4-Chlorobutyronitrile is the organic compound with the formula ClCH2CH2CH2CN.  With both chloro and cyano functional groups, it is a bifunctional molecule. It is a colorless liquid.

Synthesis

It is prepared by the reaction of potassium cyanide with 1-bromo-3-chloropropane.

Cyclopropyl cyanide is prepared by reaction of 4-chlorobutyronitrile with sodium amide in liquid ammonia.
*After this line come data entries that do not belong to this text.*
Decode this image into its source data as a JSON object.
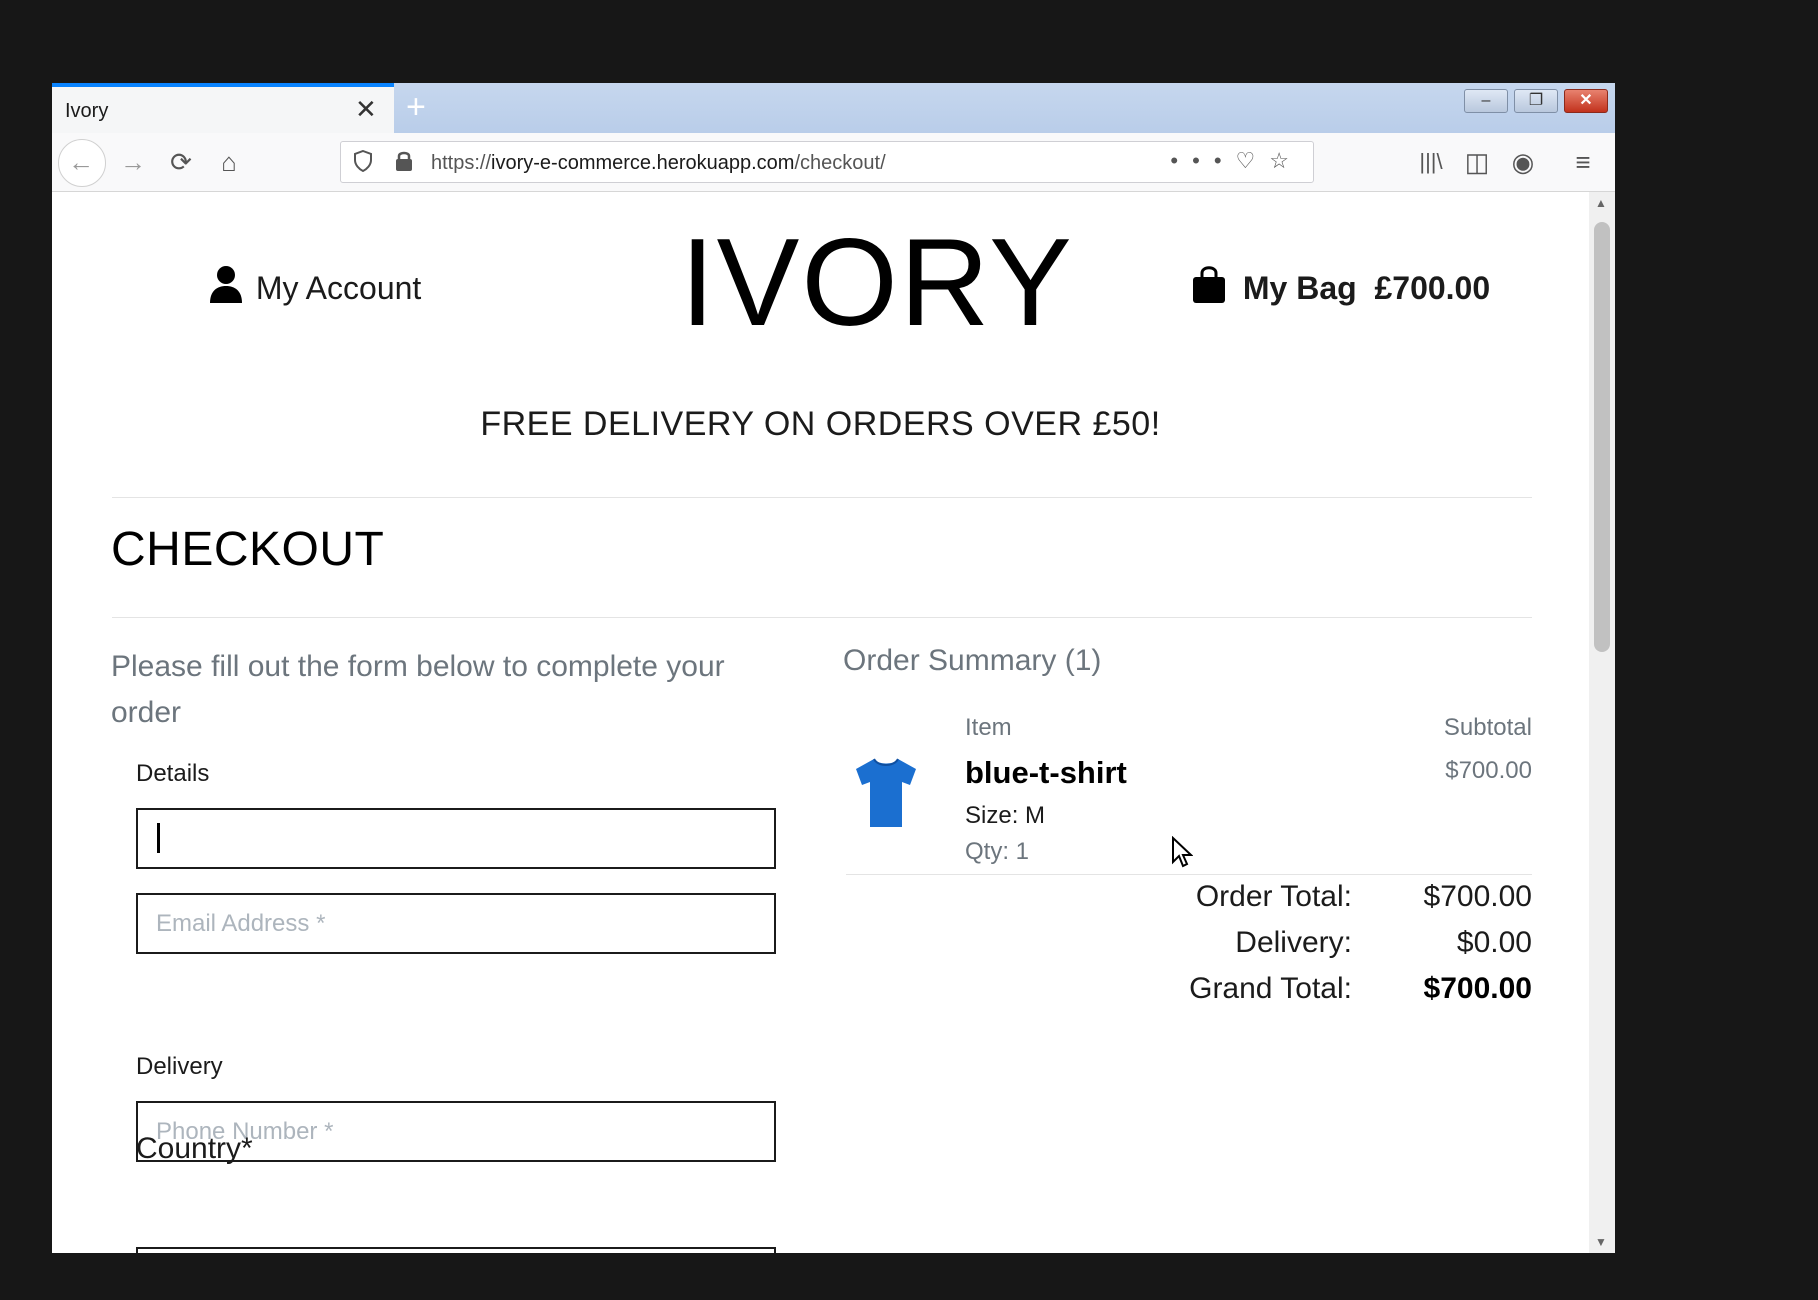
{
  "browser": {
    "tab_title": "Ivory",
    "tab_close": "✕",
    "new_tab": "+",
    "url_prefix": "https://",
    "url_host": "ivory-e-commerce.herokuapp.com",
    "url_path": "/checkout/",
    "url_menu": "•••"
  },
  "header": {
    "account_label": "My Account",
    "logo": "IVORY",
    "bag_label": "My Bag",
    "bag_total": "£700.00",
    "banner": "FREE DELIVERY ON ORDERS OVER £50!"
  },
  "checkout": {
    "title": "CHECKOUT",
    "intro": "Please fill out the form below to complete your order",
    "details_label": "Details",
    "name_value": "",
    "email_placeholder": "Email Address *",
    "delivery_label": "Delivery",
    "phone_placeholder": "Phone Number *",
    "country_label": "Country*"
  },
  "summary": {
    "title": "Order Summary (1)",
    "col_item": "Item",
    "col_subtotal": "Subtotal",
    "product": {
      "name": "blue-t-shirt",
      "size": "Size: M",
      "qty": "Qty: 1",
      "subtotal": "$700.00",
      "image_color": "#1b6fd0"
    },
    "order_total_label": "Order Total:",
    "order_total": "$700.00",
    "delivery_label": "Delivery:",
    "delivery": "$0.00",
    "grand_total_label": "Grand Total:",
    "grand_total": "$700.00"
  }
}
However an increased yield was reported when the base/solvent mixture was changed to NaOH/DMSO.

Drug Use
4-Chlorobutyronitrile is a precursor to the drugs buflomedil and buspirone.

Precursor

4-Chlorobutyronitrile has been used as a starting material to prepare 2-Phenylpyrrolidine [1006-64-0]. This in turn is a chief precursor to a family of compounds called pyrroloisoquinolines. These are valuable agents in medicinal chemistry that are endowed with BAT subtrate reuptake inhibitor properties, elevating the synaptic concentration of serotonin and/or catecholamines. They therefore have application in the treatment of CNS diseases and eating disorders. A list of all of the known codenamed examples includes the following: JNJ-7925476, McN5652, Mcn-5292, Mcn 5707, McN-5908, McN 4612-z, McN-5558 & McN-5847.

More recently, an alternative synthetic protocol was also reported by Maryanoff.